Minoc’s forge was humming like a beehive that afternoon, the air thick with the smell of coal smoke and hot metal. I’d just come up from the mines near the mountain pass, pack groaning under nearly fifty ingots, my shoulders raw from the straps. The sun was high, but down in that pit, it’s always twilight—damp stone, flickering torchlight, the constant clink-clink of pick against ore. I’d swung that pick near a hundred times today, maybe more. Each strike sent a little jolt up my arms, and by the end, my hands were blistered even through the gloves. But there’s a rhythm to it, you know? Like breathing. You learn to feel the stone, to know when it’s about to give. That last vein—deep in the western shaft—I hit it just right. A clean crack, and the rock split open like a ripe melon, spilling rich, dark ore across the floor. I remember crouching there, brushing dust from a hunk of iron with my thumb, feeling the cold grain of it, thinking, This one’s good. This one’ll make something true.

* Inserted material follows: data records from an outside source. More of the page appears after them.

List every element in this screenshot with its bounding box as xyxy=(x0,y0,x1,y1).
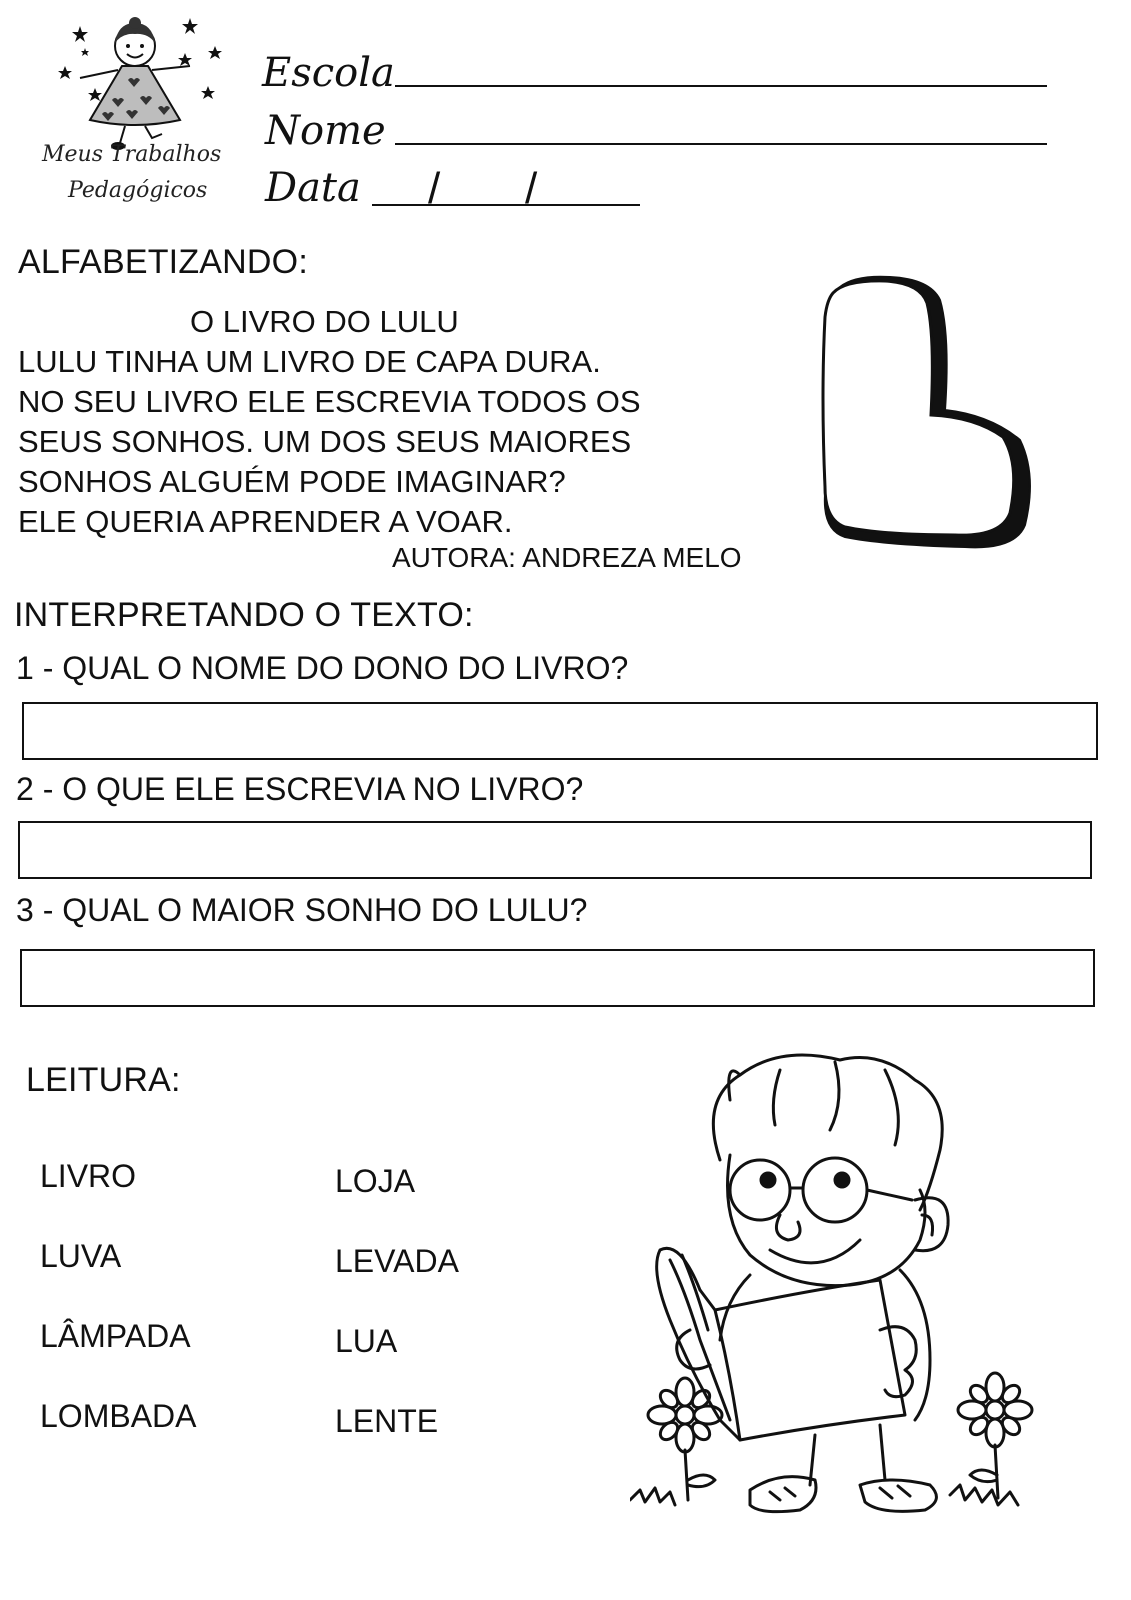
data-line[interactable] xyxy=(372,204,640,206)
word-lampada: LÂMPADA xyxy=(40,1318,191,1354)
story-line-1: LULU TINHA UM LIVRO DE CAPA DURA. xyxy=(18,344,601,379)
word-loja: LOJA xyxy=(335,1163,416,1199)
word-lua: LUA xyxy=(335,1323,398,1359)
answer-box-1[interactable] xyxy=(22,702,1098,760)
logo-text-line2: Pedagógicos xyxy=(68,178,208,203)
date-slash-1: / xyxy=(428,164,441,213)
story-line-4: SONHOS ALGUÉM PODE IMAGINAR? xyxy=(18,464,566,499)
logo-text-line1: Meus Trabalhos xyxy=(42,142,222,167)
data-label: Data xyxy=(265,165,361,211)
section-alfabetizando: ALFABETIZANDO: xyxy=(18,243,308,281)
story-title: O LIVRO DO LULU xyxy=(190,304,459,339)
nome-line[interactable] xyxy=(395,143,1047,145)
word-luva: LUVA xyxy=(40,1238,122,1274)
story-line-3: SEUS SONHOS. UM DOS SEUS MAIORES xyxy=(18,424,632,459)
word-livro: LIVRO xyxy=(40,1158,137,1194)
answer-box-2[interactable] xyxy=(18,821,1092,879)
escola-line[interactable] xyxy=(395,85,1047,87)
question-1: 1 - QUAL O NOME DO DONO DO LIVRO? xyxy=(16,650,629,686)
story-author: AUTORA: ANDREZA MELO xyxy=(392,542,742,573)
nome-label: Nome xyxy=(265,108,386,154)
escola-label: Escola xyxy=(262,50,395,96)
section-interpretando: INTERPRETANDO O TEXTO: xyxy=(14,596,474,634)
word-levada: LEVADA xyxy=(335,1243,459,1279)
letter-l-graphic xyxy=(815,275,1045,565)
question-3: 3 - QUAL O MAIOR SONHO DO LULU? xyxy=(16,892,588,928)
section-leitura: LEITURA: xyxy=(26,1061,181,1099)
story-line-5: ELE QUERIA APRENDER A VOAR. xyxy=(18,504,513,539)
date-slash-2: / xyxy=(525,164,538,213)
story-line-2: NO SEU LIVRO ELE ESCREVIA TODOS OS xyxy=(18,384,641,419)
word-lente: LENTE xyxy=(335,1403,439,1439)
boy-reading-illustration xyxy=(630,1040,1050,1545)
question-2: 2 - O QUE ELE ESCREVIA NO LIVRO? xyxy=(16,771,584,807)
word-lombada: LOMBADA xyxy=(40,1398,197,1434)
answer-box-3[interactable] xyxy=(20,949,1095,1007)
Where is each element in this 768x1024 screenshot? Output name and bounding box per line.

Back at the forge, I fed the coals until they glowed white, stoked that fire like it owed me coin. I’d been working on a batch of tongs—needed proper ones since the last pair snapped on a stubborn bar of steel. Pride in your tools, that’s what old Harkan always said before he vanished from the smithy. I heated, hammered, folded, cooled. The rhythm of the anvil became its own kind of prayer. But when I reached for the tongs to adjust the latest ingot, the handle crumbled—just broke clean off. I nearly cursed loud enough to wake the dead. There I was, sweat stinging my eyes, hands trembling from heat and effort, staring at that useless piece of iron in my grip. Felt like the whole day had cracked with it.
I sat on the anvil’s edge for a long minute, watching the flames dance. That broken tongs… it wasn’t just metal. Felt like every clumsy swing, every dinged helmet, every time I’d sold ore instead of shaping it—catching up. But then I looked at the ingots, lined up like soldiers against the wall, and thought, I pulled that from the dark. I made that into something that weighs true. Maybe tomorrow I’ll pour a mold. Maybe a sword. Or just better tongs. Either way, I’ll be back at the anvil by dawn.